Let me give a few more examples of the principle.
Let us say you had to key in a country name in the client, and ensure
it was in an official list of countries. The client may/may not allow
country abbreviations, misspellings, selection from a pulldown, allow
you to key part of the name and then select alternatives. Quite a
production. But when you are done, the client software can boil it
down to a single byte containing a country index.

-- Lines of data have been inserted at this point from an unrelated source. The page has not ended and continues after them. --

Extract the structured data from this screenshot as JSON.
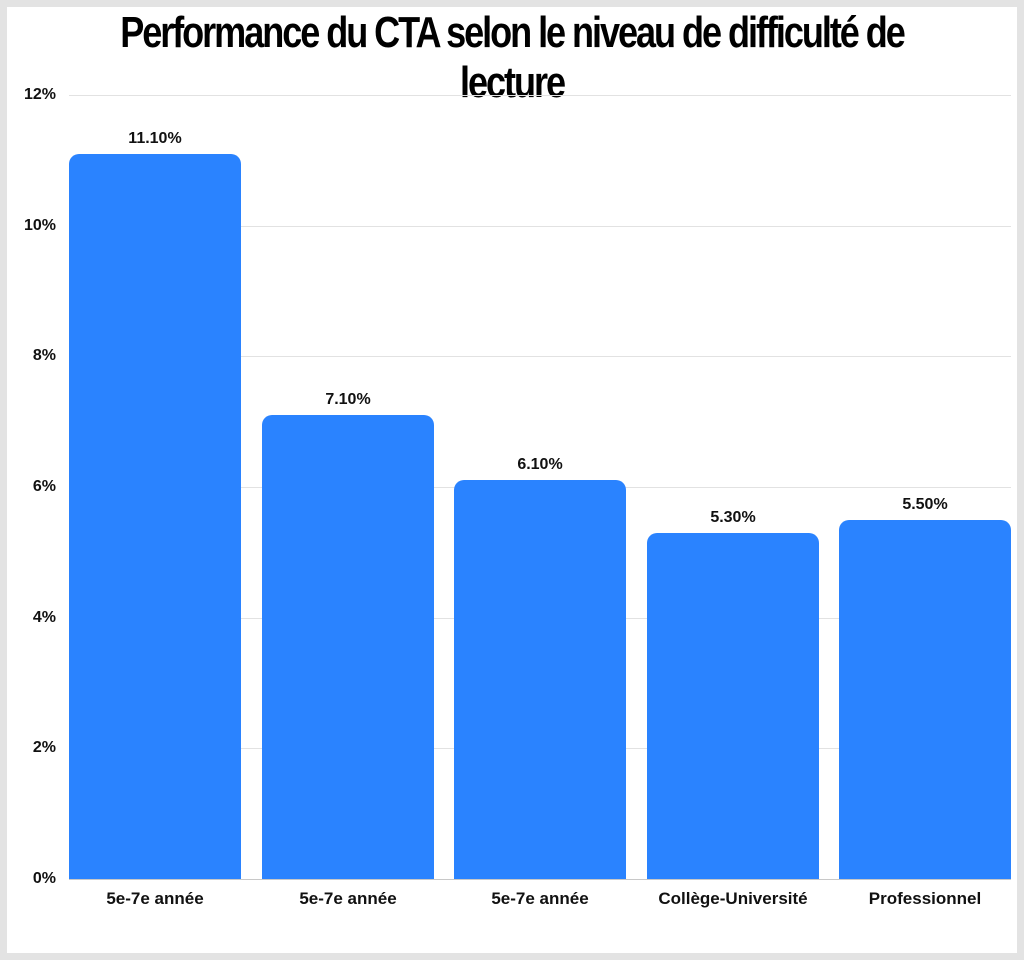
{
  "chart_data": {
    "type": "bar",
    "title": "Performance du CTA selon le niveau de difficulté de lecture",
    "categories": [
      "5e-7e année",
      "5e-7e année",
      "5e-7e année",
      "Collège-Université",
      "Professionnel"
    ],
    "values": [
      11.1,
      7.1,
      6.1,
      5.3,
      5.5
    ],
    "value_labels": [
      "11.10%",
      "7.10%",
      "6.10%",
      "5.30%",
      "5.50%"
    ],
    "xlabel": "",
    "ylabel": "",
    "ylim": [
      0,
      12
    ],
    "yticks": [
      "0%",
      "2%",
      "4%",
      "6%",
      "8%",
      "10%",
      "12%"
    ],
    "grid": true,
    "legend": "none",
    "bar_color": "#2a83ff"
  }
}
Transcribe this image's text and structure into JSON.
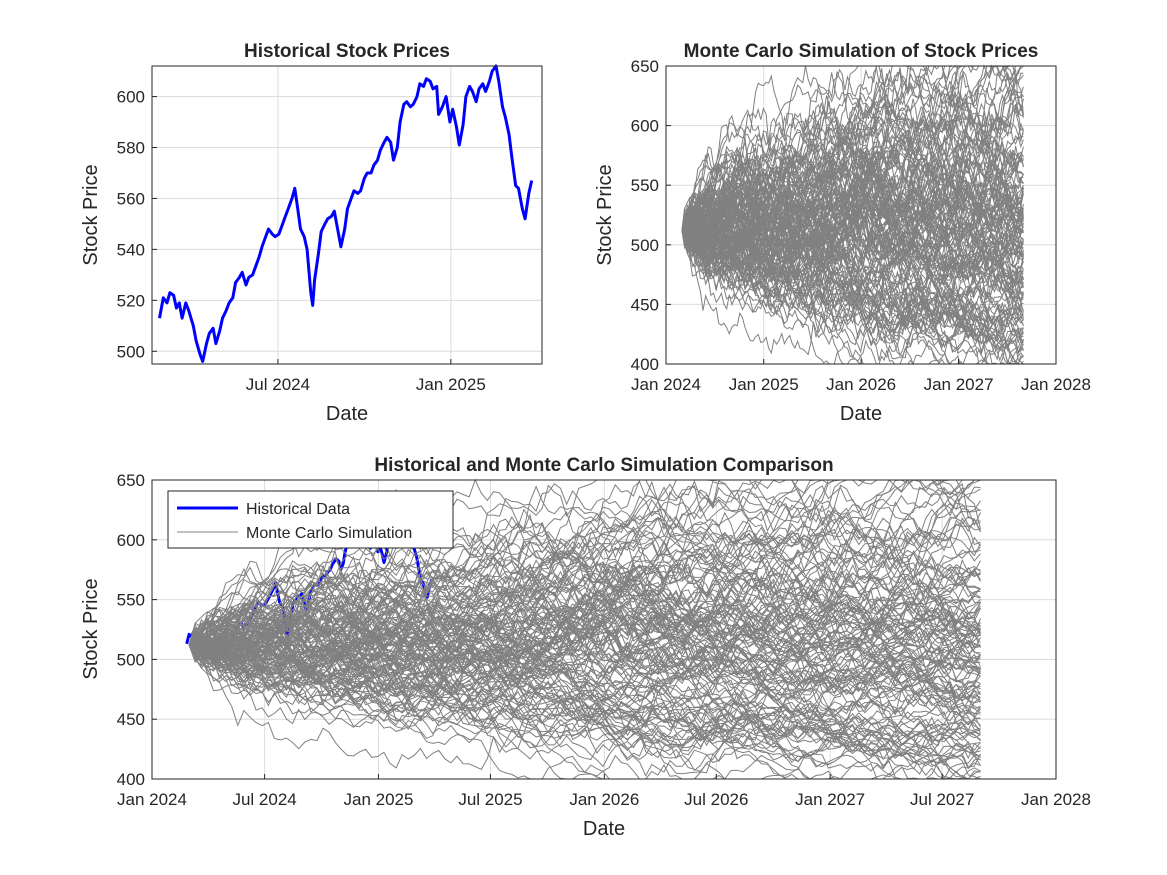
{
  "colors": {
    "historical": "#0000ff",
    "simulation": "#808080",
    "grid": "#dcdcdc",
    "axis": "#262626"
  },
  "chart_data": [
    {
      "id": "historical",
      "type": "line",
      "title": "Historical Stock Prices",
      "xlabel": "Date",
      "ylabel": "Stock Price",
      "xlim": [
        "2024-02-18",
        "2025-04-08"
      ],
      "ylim": [
        495,
        612
      ],
      "xticks": [
        {
          "x": "2024-07-01",
          "label": "Jul 2024"
        },
        {
          "x": "2025-01-01",
          "label": "Jan 2025"
        }
      ],
      "yticks": [
        500,
        520,
        540,
        560,
        580,
        600
      ],
      "grid": true,
      "series": [
        {
          "color": "#0000ff",
          "points": [
            [
              "2024-02-26",
              513
            ],
            [
              "2024-03-01",
              521
            ],
            [
              "2024-03-05",
              519
            ],
            [
              "2024-03-08",
              523
            ],
            [
              "2024-03-12",
              522
            ],
            [
              "2024-03-15",
              517
            ],
            [
              "2024-03-18",
              519
            ],
            [
              "2024-03-21",
              513
            ],
            [
              "2024-03-25",
              519
            ],
            [
              "2024-03-28",
              516
            ],
            [
              "2024-04-02",
              510
            ],
            [
              "2024-04-05",
              504
            ],
            [
              "2024-04-09",
              499
            ],
            [
              "2024-04-12",
              496
            ],
            [
              "2024-04-16",
              503
            ],
            [
              "2024-04-19",
              507
            ],
            [
              "2024-04-23",
              509
            ],
            [
              "2024-04-26",
              503
            ],
            [
              "2024-04-30",
              508
            ],
            [
              "2024-05-03",
              513
            ],
            [
              "2024-05-07",
              516
            ],
            [
              "2024-05-10",
              519
            ],
            [
              "2024-05-14",
              521
            ],
            [
              "2024-05-17",
              527
            ],
            [
              "2024-05-21",
              529
            ],
            [
              "2024-05-24",
              531
            ],
            [
              "2024-05-28",
              526
            ],
            [
              "2024-05-31",
              529
            ],
            [
              "2024-06-04",
              530
            ],
            [
              "2024-06-07",
              533
            ],
            [
              "2024-06-11",
              537
            ],
            [
              "2024-06-14",
              541
            ],
            [
              "2024-06-18",
              545
            ],
            [
              "2024-06-21",
              548
            ],
            [
              "2024-06-25",
              546
            ],
            [
              "2024-06-28",
              545
            ],
            [
              "2024-07-02",
              546
            ],
            [
              "2024-07-05",
              549
            ],
            [
              "2024-07-09",
              553
            ],
            [
              "2024-07-12",
              556
            ],
            [
              "2024-07-16",
              560
            ],
            [
              "2024-07-19",
              564
            ],
            [
              "2024-07-22",
              556
            ],
            [
              "2024-07-25",
              548
            ],
            [
              "2024-07-29",
              545
            ],
            [
              "2024-08-01",
              540
            ],
            [
              "2024-08-05",
              523
            ],
            [
              "2024-08-07",
              518
            ],
            [
              "2024-08-09",
              528
            ],
            [
              "2024-08-13",
              538
            ],
            [
              "2024-08-16",
              547
            ],
            [
              "2024-08-20",
              550
            ],
            [
              "2024-08-23",
              552
            ],
            [
              "2024-08-27",
              553
            ],
            [
              "2024-08-30",
              555
            ],
            [
              "2024-09-03",
              547
            ],
            [
              "2024-09-06",
              541
            ],
            [
              "2024-09-10",
              548
            ],
            [
              "2024-09-13",
              556
            ],
            [
              "2024-09-17",
              560
            ],
            [
              "2024-09-20",
              563
            ],
            [
              "2024-09-24",
              562
            ],
            [
              "2024-09-27",
              563
            ],
            [
              "2024-10-01",
              568
            ],
            [
              "2024-10-04",
              570
            ],
            [
              "2024-10-08",
              570
            ],
            [
              "2024-10-11",
              573
            ],
            [
              "2024-10-15",
              575
            ],
            [
              "2024-10-18",
              579
            ],
            [
              "2024-10-22",
              582
            ],
            [
              "2024-10-25",
              584
            ],
            [
              "2024-10-29",
              582
            ],
            [
              "2024-11-01",
              575
            ],
            [
              "2024-11-05",
              580
            ],
            [
              "2024-11-08",
              590
            ],
            [
              "2024-11-12",
              597
            ],
            [
              "2024-11-15",
              598
            ],
            [
              "2024-11-19",
              596
            ],
            [
              "2024-11-22",
              597
            ],
            [
              "2024-11-26",
              600
            ],
            [
              "2024-11-29",
              605
            ],
            [
              "2024-12-03",
              604
            ],
            [
              "2024-12-06",
              607
            ],
            [
              "2024-12-10",
              606
            ],
            [
              "2024-12-13",
              603
            ],
            [
              "2024-12-17",
              604
            ],
            [
              "2024-12-19",
              593
            ],
            [
              "2024-12-23",
              596
            ],
            [
              "2024-12-27",
              600
            ],
            [
              "2024-12-31",
              590
            ],
            [
              "2025-01-03",
              595
            ],
            [
              "2025-01-07",
              588
            ],
            [
              "2025-01-10",
              581
            ],
            [
              "2025-01-14",
              589
            ],
            [
              "2025-01-17",
              600
            ],
            [
              "2025-01-21",
              604
            ],
            [
              "2025-01-24",
              602
            ],
            [
              "2025-01-28",
              598
            ],
            [
              "2025-01-31",
              603
            ],
            [
              "2025-02-04",
              605
            ],
            [
              "2025-02-07",
              602
            ],
            [
              "2025-02-11",
              606
            ],
            [
              "2025-02-14",
              610
            ],
            [
              "2025-02-18",
              612
            ],
            [
              "2025-02-21",
              606
            ],
            [
              "2025-02-25",
              596
            ],
            [
              "2025-02-28",
              592
            ],
            [
              "2025-03-04",
              585
            ],
            [
              "2025-03-07",
              576
            ],
            [
              "2025-03-11",
              565
            ],
            [
              "2025-03-14",
              564
            ],
            [
              "2025-03-18",
              556
            ],
            [
              "2025-03-21",
              552
            ],
            [
              "2025-03-25",
              562
            ],
            [
              "2025-03-28",
              567
            ]
          ]
        }
      ]
    },
    {
      "id": "montecarlo",
      "type": "line",
      "title": "Monte Carlo Simulation of Stock Prices",
      "xlabel": "Date",
      "ylabel": "Stock Price",
      "xlim": [
        "2024-01-01",
        "2028-01-01"
      ],
      "ylim": [
        400,
        650
      ],
      "xticks": [
        {
          "x": "2024-01-01",
          "label": "Jan 2024"
        },
        {
          "x": "2025-01-01",
          "label": "Jan 2025"
        },
        {
          "x": "2026-01-01",
          "label": "Jan 2026"
        },
        {
          "x": "2027-01-01",
          "label": "Jan 2027"
        },
        {
          "x": "2028-01-01",
          "label": "Jan 2028"
        }
      ],
      "yticks": [
        400,
        450,
        500,
        550,
        600,
        650
      ],
      "grid": true,
      "simulation": {
        "start_date": "2024-03-01",
        "end_date": "2027-09-01",
        "start_price": 512,
        "paths": 150,
        "final_min": 428,
        "final_max": 638,
        "color": "#808080"
      }
    },
    {
      "id": "comparison",
      "type": "line",
      "title": "Historical and Monte Carlo Simulation Comparison",
      "xlabel": "Date",
      "ylabel": "Stock Price",
      "xlim": [
        "2024-01-01",
        "2028-01-01"
      ],
      "ylim": [
        400,
        650
      ],
      "xticks": [
        {
          "x": "2024-01-01",
          "label": "Jan 2024"
        },
        {
          "x": "2024-07-01",
          "label": "Jul 2024"
        },
        {
          "x": "2025-01-01",
          "label": "Jan 2025"
        },
        {
          "x": "2025-07-01",
          "label": "Jul 2025"
        },
        {
          "x": "2026-01-01",
          "label": "Jan 2026"
        },
        {
          "x": "2026-07-01",
          "label": "Jul 2026"
        },
        {
          "x": "2027-01-01",
          "label": "Jan 2027"
        },
        {
          "x": "2027-07-01",
          "label": "Jul 2027"
        },
        {
          "x": "2028-01-01",
          "label": "Jan 2028"
        }
      ],
      "yticks": [
        400,
        450,
        500,
        550,
        600,
        650
      ],
      "grid": true,
      "legend": {
        "placement": "top-left",
        "entries": [
          {
            "label": "Historical Data",
            "color": "#0000ff"
          },
          {
            "label": "Monte Carlo Simulation",
            "color": "#808080"
          }
        ]
      }
    }
  ]
}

All the server need so is a range check on that byte. EVERYTHING ELSE
is irrelevant at that point.
Ditto for a state of the union, province in Canada, date, credit card
number, SIN number, ...
Imagine a client software validation that helped you key a Canadian
telephone number, and insisted you get it in a particular format e.g.
(250) 361-9093. It might let you key letters of the alphabet and have
those automatically converted into the equivalent keypad digit
internally. The client software cross checks the number with the
province and queries the user if they really meant an out of province
area code. The client insists however on valid Canadian area codes, or
the 800 series. It may disallow the 555 exchange as silly. The client
boils this down to a single binary number and sends that to the
server.
All the server has to do is check the bounds. The other checks are
irrelevant to security, just to aid accuracy. The server might want
to revalidate that the area code is Canadian, but it is irrelevant if
it is out of province. If the server discovers an invalid Canadian
area code, it has detected a tampering attempt and should ring some
alarms.
My point is there really is very little duplication of effort. The
server operates an massaged data, so it can do its final check very
quickly without any security risk. There is no need at all to repeat
the keystroke validations. A bounds check can be done with a
microscopic server overhead compared with what the thin client folks
do sending in all the raw keystrokes.